Ia menambahkan, produksi dan ekspor pasir kuarsa Indonesia hampir tidak berpengaruh pada perkembangan industri panel surya dunia saat ini karena Indonesia baru melakukan ekspor pasir kuarsa pada awal 2020. Sementara industri panel surya global sudah berkembang jauh sebelum itu.
Pada 2020, produksi pasir kuarsa Indonesia adalah sebesar 1,87 juta meter kubik atau setara dengan 4,675 juta ton dengan berat jenis 2,5 ton/m3. Sementara yang diekspor hanya 744,392 ribu ton atau hanya sekitar 15,9 persen dari total produksi.
Kemudian, pada 2021, ekspor pasir kuarsa Indonesia sebesar 1.198.252 ton atau hanya sekitar 3,48 persen dari total nilai ekspor pasir kuarsa dunia yang didominasi oleh AS sebesar 31,2 persen, Australia 12,2 persen, dan Belgia 7,45 persen. Data pada 2021 juga menunjukkan, bahwa Indonesia berada di luar dari 10 besar produsen pasir kuarsa dunia, dengan produksi jauh lebih kecil dibanding AS, Australia, Belanda, India, Turki, Prancis, Italia, Bulgaria, Spanyol, Polandia, Kanada, Inggris, bahkan Malaysia, Argentina, dan Meksiko.

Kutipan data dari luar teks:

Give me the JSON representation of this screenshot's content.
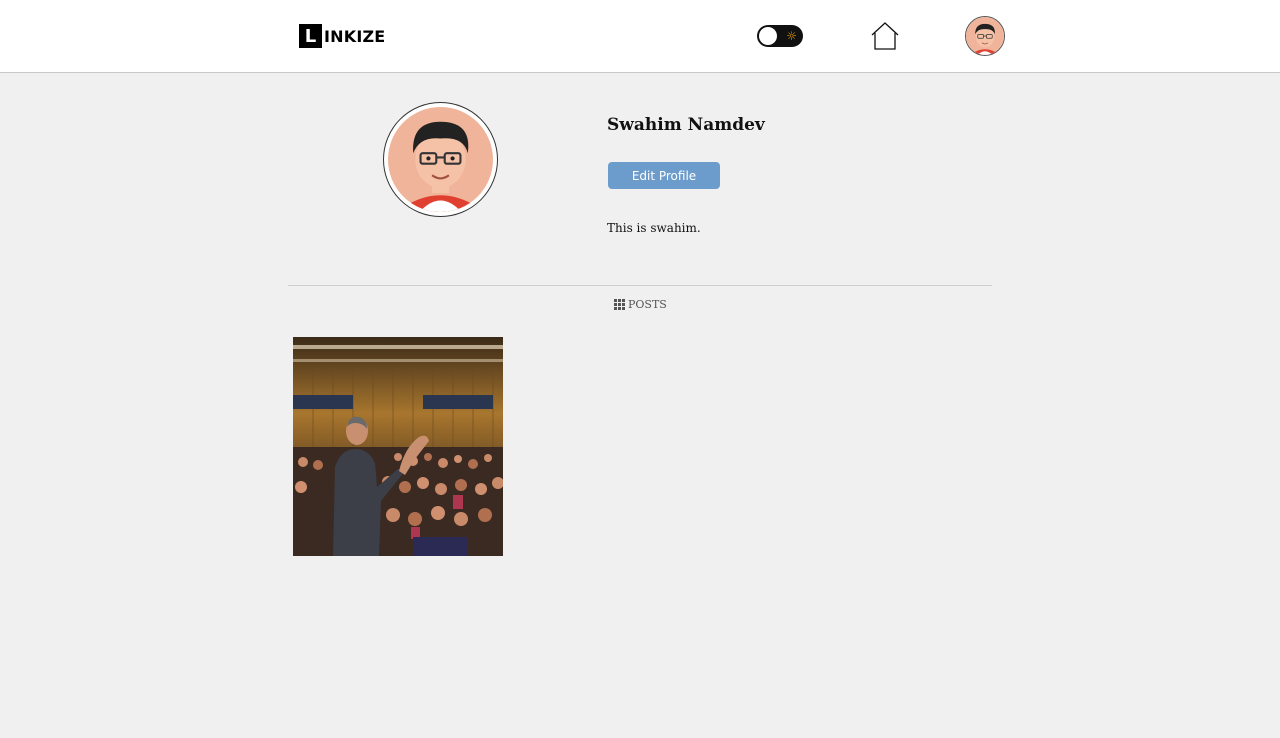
{
  "header": {
    "logo_letter": "L",
    "logo_text": "INKIZE",
    "theme_toggle_icon": "sun-icon",
    "home_icon": "home-icon",
    "avatar_icon": "avatar"
  },
  "profile": {
    "name": "Swahim Namdev",
    "edit_button_label": "Edit Profile",
    "bio": "This is swahim."
  },
  "tabs": {
    "posts_label": "POSTS",
    "posts_icon": "grid-icon"
  },
  "posts": [
    {
      "thumbnail": "speaker-audience-photo"
    }
  ],
  "colors": {
    "background": "#f0f0f0",
    "navbar": "#ffffff",
    "edit_button": "#6b9ccc",
    "toggle_bg": "#111111",
    "toggle_sun": "#f5a300"
  }
}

Jadi, ia menilai, alih-alih terburu-buru melarang ekspor, sebaiknya pemerintah menempuh strategi hilirisasi dengan mempercepat perbaikan iklim usaha. Seperti memastikan kemudahan perizinan, mendorong transparansi dan akuntabilitas, termasuk pemberantasan korupsi untuk semua sektor yang terkait dengan investasi sumber daya mineral.
Kemudian, mendorong percepatan pertubuhan industri dalam negeri yang menggunakan pasir kuarsa, termasuk industri microchip dan panel surya yang sangat strategis. Sehingga pasar domestik pasir kuarsa kualitas tinggi Indonesia menjadi lebih terbuka.
Hal ini juga akan mempercepat proses alih teknologi. "Sebagian besar pemilik konsesi pasir kuarsa orang daerah yang sangat terbatas dengan akses-akses tersebut. Dengan demikian, potensi pasir kuarsa di Indonesia semakin terekspos dan tahapan hilirisasi dapat dioptimalkan dengan baik,” paparnya.
Ia juga mengingatkan pemerintah soal imbas larangan ekspor nantinya kepada pengusaha daerah skala kecil dan menengah. Mereka bisa terganggu ekonominya karena kebijakan tersebut. (tim redaksi)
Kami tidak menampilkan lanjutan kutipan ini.